Ob dies auch Zeitmesser aus Holz schon bald tun? Tatsache ist, dass diese zurzeit wie Pilze aus dem Boden schiessen und deshalb nicht auf dem Holzweg zu sein scheinen. Marken wie Laimer und Swiss Natura haben sich auf das Naturmaterial spezialisiert. Erstere bezieht für seine Zeitmesser FSC-zertifizierte Holzreste aus der Möbelindustrie. Victorinox fertigt zumindest Armbänder aus Holz an. Für das Modell «I.N.O.X. Mechanical» setzt der Schweizer Lifestyle Brand auf denselben Herstellungsprozess wie den seiner Lederarmbänder. Statt Leder werden jedoch Holzplättchen für die Oberfläche verwendet. Ein zukunftsweisender Schritt, wenn du bedenkst, dass Lederarmbänder mit Chrom, einem giftigen Schwermetall, gegerbt werden. Wer dennoch nicht auf ein Lederarmband verzichten will, greift alternativ zu naturgegerbtem Leder, wie es Marken wie Oris verkaufen.

Da eine Uhr eine Investition in etwas von langer Dauer sein soll, ist es fraglich, wie beständig eine Holzuhr ist. Kratzfest ist sie wahrscheinlich nicht. Wer sich etwas Robusteres wünscht, das auch noch in zehn Jahren gut aussieht, greift zu Edelstahl. Obwohl bei diesem besonders reinen Stahl der Energieverbrauch nicht gerade tief ist, ist er zumindest weniger hoch als der von Plastik und rezyklierbar. Noch robuster und kratzfester sind hingegen Modelle aus Keramik. Das macht die Uhren zu einer guten Langzeitinvestition, die verhältnismässig lange schön aussieht.

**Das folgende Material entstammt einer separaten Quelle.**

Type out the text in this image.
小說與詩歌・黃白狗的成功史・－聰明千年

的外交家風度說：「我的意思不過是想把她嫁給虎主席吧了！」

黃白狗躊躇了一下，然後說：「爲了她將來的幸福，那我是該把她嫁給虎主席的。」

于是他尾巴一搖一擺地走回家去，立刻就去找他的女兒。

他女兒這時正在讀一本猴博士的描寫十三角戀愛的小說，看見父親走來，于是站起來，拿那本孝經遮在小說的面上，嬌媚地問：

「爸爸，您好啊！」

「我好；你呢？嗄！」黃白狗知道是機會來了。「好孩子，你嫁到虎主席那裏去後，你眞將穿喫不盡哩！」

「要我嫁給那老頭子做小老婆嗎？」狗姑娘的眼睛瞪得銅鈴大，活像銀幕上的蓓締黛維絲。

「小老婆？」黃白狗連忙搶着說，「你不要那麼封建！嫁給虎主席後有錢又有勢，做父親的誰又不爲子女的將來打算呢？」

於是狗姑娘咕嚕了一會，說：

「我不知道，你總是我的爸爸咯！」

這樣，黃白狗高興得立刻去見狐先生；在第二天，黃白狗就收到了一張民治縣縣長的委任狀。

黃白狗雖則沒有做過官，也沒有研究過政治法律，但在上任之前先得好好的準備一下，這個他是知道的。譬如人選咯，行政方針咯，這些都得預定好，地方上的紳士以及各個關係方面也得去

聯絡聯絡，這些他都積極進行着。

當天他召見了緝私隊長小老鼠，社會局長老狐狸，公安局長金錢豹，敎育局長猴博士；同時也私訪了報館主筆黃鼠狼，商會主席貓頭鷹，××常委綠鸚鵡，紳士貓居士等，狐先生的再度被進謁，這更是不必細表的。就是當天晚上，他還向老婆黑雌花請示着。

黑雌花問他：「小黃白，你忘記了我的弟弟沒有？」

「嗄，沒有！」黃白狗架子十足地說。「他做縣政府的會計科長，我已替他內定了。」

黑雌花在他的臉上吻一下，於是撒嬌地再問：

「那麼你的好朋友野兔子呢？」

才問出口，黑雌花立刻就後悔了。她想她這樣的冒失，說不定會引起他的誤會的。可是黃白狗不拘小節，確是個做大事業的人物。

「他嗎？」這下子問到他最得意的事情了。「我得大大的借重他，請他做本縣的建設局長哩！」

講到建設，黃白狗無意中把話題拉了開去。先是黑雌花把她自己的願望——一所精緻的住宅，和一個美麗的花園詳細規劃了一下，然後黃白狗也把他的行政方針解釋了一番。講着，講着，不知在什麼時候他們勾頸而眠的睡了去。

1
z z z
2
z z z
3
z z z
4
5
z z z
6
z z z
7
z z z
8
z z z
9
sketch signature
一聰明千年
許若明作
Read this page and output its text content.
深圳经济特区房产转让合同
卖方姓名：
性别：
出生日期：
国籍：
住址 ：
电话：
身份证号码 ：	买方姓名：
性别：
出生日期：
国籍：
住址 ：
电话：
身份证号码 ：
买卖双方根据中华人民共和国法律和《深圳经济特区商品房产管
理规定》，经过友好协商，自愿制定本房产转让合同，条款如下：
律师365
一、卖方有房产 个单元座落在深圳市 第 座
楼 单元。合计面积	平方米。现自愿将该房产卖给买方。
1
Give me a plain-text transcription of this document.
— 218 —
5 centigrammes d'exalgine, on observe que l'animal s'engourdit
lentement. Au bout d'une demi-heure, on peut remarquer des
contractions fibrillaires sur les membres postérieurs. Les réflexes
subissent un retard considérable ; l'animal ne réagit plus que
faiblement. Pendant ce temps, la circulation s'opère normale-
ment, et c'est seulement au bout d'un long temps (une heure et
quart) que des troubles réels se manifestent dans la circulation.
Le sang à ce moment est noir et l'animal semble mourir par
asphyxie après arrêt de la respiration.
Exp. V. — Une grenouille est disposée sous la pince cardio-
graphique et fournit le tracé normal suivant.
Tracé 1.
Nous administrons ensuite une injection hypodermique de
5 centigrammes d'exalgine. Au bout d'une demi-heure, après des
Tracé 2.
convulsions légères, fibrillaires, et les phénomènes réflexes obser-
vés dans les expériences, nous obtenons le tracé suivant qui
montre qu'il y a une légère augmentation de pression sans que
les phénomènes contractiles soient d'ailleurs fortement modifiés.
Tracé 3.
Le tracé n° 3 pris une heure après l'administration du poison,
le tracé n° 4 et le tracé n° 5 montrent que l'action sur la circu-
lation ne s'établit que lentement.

Die Automatikuhr «I.N.O.X. Mechanical» ist Victorinox’ erster Zeitmesser mit einem Uhrenarmband aus Holz. Bild: Victorinox
Die Automatikuhr «I.N.O.X. Mechanical» ist Victorinox’ erster Zeitmesser mit einem Uhrenarmband aus Holz. Bild: Victorinox

Quarzwerk versus Automatik

Doch es gilt nicht nur die Rohstoffgewinnung, den Herstellungsprozess und die Materialwahl im Uhrendschungel zu überdenken, sondern auch das Herzstück jedes Zeitmessers: das Uhrwerk. Für Sammler*innen und Liebhaber*innen ist und bleibt die Automatikuhr ein sicherer Wert und bedeutet ein Stück Handwerkskunst. Was sie ausmacht? Sie läuft ohne Batterie. Stattdessen werden die Zeiger durch eine aufwendige Mechanik zum Laufen gebracht. Durch die Bewegung deines Armes zieht sich die Uhr auf. Sobald du sie einige Tage lang ablegst, bleibt die Uhr stehen, bis du dich mit ihr erneut bewegst. Je nach Uhrwerk reicht die Gangreserve von einigen Stunden bis zu drei Tage aus. Quarzuhren hingegen sind batteriebetrieben und genauer. Der Grund: Quarzkristalle schwingen unter Spannung vergleichsweise regelmässiger. Das macht den Zeitmesser zuverlässiger.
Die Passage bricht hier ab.